People who are at risk from drug-nutrient interactions, Biology

Determine People who are at risk from drug-nutrient interactions?

People who are at risk from drug-nutrient interactions are the:

1. Persons who have a poor diet or in other words have a poor nutritional status. Existing malnutrition places patients at greater risk. Protein alteration, particularly low albumin level, as you may recall studying earlier, can effect drug disposition,

2. Persons who have serious health problems.
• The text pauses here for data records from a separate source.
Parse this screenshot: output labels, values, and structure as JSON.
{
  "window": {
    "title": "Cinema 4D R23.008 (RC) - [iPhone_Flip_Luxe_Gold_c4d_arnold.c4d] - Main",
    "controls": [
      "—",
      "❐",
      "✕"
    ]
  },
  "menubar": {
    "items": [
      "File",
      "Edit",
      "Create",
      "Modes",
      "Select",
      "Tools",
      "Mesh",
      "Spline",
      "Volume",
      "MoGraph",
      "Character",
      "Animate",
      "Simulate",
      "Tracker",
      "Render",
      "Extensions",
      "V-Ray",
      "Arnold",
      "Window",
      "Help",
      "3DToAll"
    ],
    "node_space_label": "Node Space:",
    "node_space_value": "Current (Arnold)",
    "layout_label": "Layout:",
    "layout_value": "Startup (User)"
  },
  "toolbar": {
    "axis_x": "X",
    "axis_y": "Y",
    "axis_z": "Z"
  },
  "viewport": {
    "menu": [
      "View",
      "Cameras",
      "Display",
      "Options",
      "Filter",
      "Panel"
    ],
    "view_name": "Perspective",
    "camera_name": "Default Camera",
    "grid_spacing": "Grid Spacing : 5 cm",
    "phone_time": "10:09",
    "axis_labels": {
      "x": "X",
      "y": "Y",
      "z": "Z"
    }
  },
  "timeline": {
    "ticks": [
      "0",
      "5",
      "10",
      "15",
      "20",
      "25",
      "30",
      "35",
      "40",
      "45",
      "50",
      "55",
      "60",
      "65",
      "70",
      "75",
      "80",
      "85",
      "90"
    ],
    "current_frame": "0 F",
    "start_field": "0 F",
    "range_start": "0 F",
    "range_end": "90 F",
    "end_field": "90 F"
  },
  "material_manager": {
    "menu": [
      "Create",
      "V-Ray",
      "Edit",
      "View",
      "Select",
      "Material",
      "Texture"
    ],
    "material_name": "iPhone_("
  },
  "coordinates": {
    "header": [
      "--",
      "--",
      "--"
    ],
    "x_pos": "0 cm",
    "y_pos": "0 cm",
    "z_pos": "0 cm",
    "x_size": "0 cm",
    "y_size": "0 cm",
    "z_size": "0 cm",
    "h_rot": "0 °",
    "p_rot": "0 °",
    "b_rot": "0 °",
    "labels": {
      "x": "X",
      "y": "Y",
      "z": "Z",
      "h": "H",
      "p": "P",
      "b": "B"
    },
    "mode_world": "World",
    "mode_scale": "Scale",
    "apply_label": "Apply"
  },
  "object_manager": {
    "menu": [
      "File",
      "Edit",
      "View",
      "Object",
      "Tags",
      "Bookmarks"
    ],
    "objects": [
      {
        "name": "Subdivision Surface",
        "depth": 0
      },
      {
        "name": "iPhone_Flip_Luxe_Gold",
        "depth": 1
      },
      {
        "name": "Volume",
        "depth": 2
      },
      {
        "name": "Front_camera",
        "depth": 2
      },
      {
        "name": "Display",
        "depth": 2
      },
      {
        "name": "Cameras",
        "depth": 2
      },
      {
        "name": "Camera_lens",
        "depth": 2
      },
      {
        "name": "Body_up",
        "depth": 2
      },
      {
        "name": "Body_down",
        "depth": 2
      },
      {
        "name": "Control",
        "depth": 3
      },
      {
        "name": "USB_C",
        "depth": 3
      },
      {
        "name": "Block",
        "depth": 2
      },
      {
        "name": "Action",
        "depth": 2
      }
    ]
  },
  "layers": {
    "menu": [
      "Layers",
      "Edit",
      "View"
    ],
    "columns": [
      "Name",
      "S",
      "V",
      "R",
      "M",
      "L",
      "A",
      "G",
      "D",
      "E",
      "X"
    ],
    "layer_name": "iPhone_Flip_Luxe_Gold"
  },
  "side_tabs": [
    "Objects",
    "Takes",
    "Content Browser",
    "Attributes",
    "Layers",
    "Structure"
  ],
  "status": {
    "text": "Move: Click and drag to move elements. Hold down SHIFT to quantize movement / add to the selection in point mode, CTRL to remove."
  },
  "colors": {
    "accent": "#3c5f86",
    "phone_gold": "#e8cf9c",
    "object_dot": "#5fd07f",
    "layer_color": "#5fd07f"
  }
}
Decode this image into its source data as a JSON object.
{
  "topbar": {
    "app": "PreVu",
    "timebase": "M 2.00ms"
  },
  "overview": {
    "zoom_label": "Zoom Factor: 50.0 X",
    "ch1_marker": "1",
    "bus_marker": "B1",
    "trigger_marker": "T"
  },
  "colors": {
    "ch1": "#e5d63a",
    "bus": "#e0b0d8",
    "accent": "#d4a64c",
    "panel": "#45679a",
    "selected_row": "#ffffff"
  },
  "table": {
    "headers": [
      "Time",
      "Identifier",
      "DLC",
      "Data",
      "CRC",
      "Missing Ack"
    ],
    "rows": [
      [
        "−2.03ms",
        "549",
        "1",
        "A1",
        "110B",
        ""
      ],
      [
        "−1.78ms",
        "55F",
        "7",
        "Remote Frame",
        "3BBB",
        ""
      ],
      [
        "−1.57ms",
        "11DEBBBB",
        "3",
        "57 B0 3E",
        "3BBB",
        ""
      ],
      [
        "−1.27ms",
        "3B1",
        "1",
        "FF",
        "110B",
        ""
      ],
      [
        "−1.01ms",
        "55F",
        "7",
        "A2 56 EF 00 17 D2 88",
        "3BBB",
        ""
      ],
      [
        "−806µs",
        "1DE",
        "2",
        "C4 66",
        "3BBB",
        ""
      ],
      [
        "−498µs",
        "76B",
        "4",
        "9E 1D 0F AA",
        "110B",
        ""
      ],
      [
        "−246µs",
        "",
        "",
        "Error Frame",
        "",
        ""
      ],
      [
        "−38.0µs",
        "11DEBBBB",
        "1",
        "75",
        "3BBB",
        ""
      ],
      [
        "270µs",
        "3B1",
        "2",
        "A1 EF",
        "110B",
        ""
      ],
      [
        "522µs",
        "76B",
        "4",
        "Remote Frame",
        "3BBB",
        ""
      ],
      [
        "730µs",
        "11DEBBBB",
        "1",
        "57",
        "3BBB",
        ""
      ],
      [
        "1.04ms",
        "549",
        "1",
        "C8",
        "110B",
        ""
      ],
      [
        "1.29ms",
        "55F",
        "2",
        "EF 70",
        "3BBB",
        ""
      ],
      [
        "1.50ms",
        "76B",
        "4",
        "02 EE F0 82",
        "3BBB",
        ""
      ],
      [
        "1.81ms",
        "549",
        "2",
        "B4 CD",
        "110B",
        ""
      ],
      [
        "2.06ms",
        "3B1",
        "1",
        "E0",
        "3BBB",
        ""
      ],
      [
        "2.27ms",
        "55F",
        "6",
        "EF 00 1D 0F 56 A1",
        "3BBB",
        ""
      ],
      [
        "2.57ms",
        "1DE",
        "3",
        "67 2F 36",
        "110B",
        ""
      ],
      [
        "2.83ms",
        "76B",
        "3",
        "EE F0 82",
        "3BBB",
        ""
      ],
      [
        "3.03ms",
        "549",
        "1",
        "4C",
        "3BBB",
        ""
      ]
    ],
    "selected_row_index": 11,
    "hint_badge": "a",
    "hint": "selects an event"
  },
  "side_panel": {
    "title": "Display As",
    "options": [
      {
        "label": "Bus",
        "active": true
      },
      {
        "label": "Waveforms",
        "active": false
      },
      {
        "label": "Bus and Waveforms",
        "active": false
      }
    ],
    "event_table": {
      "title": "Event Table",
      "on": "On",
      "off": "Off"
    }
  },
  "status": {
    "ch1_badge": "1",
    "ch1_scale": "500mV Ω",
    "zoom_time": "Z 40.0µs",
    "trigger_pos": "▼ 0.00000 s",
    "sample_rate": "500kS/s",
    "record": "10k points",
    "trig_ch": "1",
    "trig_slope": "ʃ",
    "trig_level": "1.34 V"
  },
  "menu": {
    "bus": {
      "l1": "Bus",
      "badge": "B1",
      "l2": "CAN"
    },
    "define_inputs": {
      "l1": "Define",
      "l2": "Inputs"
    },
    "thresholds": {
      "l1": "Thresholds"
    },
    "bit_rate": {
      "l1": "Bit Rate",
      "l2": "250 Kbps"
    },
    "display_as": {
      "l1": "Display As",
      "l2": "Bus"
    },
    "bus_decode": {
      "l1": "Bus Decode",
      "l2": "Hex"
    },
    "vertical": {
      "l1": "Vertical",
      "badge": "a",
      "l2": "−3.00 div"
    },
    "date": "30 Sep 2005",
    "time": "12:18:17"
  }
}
Patients with active neoplastic diseases (cancer) or active acquired immunodeficiency syndrome (AIDS) with significant anorexia and muscle wasting are at special risk.

3. Body composition: This is an important consideration in determining drug response. In obese or older patients, for instance, the proportion of adipose tissue to lean body mass is decreased. Accumulation of a drug and its metabolite in adipose tissue is greater, and may result in prolonged clearance and increased toxicity.

4. Foetus, growing children, pregnant women: These individuals are at high risk for drug nutrient interaction. The physiological changes that occur with age, such as a decrease in lean body mass and body water, fall in plasma protein concentration, and a general decline in renal and liver Function, mean that the risk of adverse drug reactions is much higher. Elderly people are also more likely to be given the types of drugs with powerful effects and which are most likely to have an impact on nutrition e.g., cytotoxic drugs, anti-Parkinson's drugs and antidiabetic drugs. Diminished salivation may make it more difficult to swallow tablets and oesophageal motility disorders may lead to bulky drugs sticking in the oesophageal mucosa. Other problems such as failing memory, poor hearing and vision, and difficulty with opening containers may mean that drug regimens are not followed correctly, particularly if they are complex. Many of these factors are likely to coexist in elderly people.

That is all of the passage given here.